The first rule of optimising is from Knuth - "Premature optimisation is
the root of all evil." The emphasis is on /premature/. That
encompasses not putting effort into optimisation that is not needed -
but equally, it allows for optimisation when you know that it /is/ needed.
Measurement is useful - invaluable, even - when you are comparing
different solutions, finding bottlenecks, or identifying which changes
made which effects. But it is not necessary when you can get a good
enough estimation of the scales involved. If you want to plan a route
across a country, you might want to calculate carefully the times for
driving, trains, or taking a plane - but you can already rule out
walking from the start as a poor "algorithm", and also rule out rockets
and submarines for various reasons. You don't need any sort of
measurements to start with.
The OP here says specifically that he needs to do lots of square roots,
and needs them fast, with small integers. Until I know otherwise, I
assume he has a reasonable idea of what he is doing, and can have a
reasonable estimate that a software-only double-precision IEEE accuracy
full range square root function is going to be too slow. It makes sense
to think about this from the start, not after benchmarking and
measurement - it could easily be a make-or-break issue for the algorithm
and his whole project. I assume that the OP /does/ have useful data,
such as the number of square roots per second and the clock speed of the
device, even if he does not have /all/ the relevant data.

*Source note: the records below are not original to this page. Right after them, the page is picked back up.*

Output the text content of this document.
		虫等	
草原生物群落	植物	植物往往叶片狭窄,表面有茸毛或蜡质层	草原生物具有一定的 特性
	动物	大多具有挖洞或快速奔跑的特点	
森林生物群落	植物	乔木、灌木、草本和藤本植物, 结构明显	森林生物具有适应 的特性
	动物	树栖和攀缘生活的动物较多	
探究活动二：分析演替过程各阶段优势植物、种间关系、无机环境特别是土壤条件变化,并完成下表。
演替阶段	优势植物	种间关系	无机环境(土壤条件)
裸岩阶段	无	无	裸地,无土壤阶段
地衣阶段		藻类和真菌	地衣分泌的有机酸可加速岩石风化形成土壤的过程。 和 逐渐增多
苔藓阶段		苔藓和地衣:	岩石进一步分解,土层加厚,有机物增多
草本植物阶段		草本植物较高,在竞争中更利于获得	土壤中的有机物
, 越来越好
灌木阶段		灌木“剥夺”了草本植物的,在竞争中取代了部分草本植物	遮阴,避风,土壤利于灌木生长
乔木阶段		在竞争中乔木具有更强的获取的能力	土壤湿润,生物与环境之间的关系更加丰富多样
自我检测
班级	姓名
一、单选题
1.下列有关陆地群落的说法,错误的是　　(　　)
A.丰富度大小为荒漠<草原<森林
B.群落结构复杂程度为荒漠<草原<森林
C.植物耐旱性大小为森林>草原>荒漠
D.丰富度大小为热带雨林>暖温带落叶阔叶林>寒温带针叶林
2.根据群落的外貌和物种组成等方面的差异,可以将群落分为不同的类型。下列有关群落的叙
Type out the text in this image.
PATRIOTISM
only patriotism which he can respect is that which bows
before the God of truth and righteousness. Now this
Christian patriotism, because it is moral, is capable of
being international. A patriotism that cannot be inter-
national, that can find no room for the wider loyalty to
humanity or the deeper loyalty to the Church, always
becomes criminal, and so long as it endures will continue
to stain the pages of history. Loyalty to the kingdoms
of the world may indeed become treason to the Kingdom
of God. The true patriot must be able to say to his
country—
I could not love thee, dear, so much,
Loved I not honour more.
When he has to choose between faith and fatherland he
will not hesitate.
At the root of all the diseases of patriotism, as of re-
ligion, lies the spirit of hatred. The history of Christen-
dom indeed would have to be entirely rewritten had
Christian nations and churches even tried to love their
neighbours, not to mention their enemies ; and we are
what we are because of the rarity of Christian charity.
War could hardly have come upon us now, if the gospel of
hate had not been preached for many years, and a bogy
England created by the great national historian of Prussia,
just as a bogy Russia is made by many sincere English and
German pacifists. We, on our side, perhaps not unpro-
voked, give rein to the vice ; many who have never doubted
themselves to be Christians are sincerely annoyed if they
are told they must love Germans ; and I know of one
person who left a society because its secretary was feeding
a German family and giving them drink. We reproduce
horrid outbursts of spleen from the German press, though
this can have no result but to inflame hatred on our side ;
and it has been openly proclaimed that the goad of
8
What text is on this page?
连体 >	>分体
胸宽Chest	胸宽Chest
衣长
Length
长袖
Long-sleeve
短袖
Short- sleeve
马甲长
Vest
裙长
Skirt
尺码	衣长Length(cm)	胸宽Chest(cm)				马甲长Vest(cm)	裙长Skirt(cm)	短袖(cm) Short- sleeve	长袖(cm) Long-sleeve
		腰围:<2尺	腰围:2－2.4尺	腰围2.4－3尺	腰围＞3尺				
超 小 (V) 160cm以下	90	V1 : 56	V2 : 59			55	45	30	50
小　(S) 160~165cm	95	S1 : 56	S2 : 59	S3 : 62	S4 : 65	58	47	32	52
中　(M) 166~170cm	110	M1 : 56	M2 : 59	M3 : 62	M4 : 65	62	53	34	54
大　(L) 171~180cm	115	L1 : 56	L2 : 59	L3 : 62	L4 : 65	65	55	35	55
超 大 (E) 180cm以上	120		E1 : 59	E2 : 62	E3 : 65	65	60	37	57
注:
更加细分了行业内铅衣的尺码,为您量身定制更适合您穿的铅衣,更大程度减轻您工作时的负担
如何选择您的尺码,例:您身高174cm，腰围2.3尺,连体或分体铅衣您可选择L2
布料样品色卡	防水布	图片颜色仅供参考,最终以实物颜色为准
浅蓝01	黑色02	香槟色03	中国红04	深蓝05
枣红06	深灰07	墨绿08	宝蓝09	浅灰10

There are also plenty of optimisations that are very "cheap" to do - and
in general, should /always/ be in place. Basic compiler optimisation -
at least "-O1", but usually "-O2" or "-Os", should be standard. It
costs nothing, gives better code (assembly code with "-O1" is usually a
lot easier to understand than code from "-O0"), and enables better
static warning and error checking.
If you are using floating point, "-ffast-math" should also be standard
for most uses - unless you /really/ need full IEEE support.
You don't need to measure anything before using these - just as you
don't need to time your car journeys before going out of first gear.
And there is also the common misconception that "optimised code" is
difficult to understand, difficult to write, and difficult to debug.
Sometimes that is the case - often it is not. The OP needs the square
roots of small integers - the first idea that comes to my mind is a
lookup table, which is pretty simple.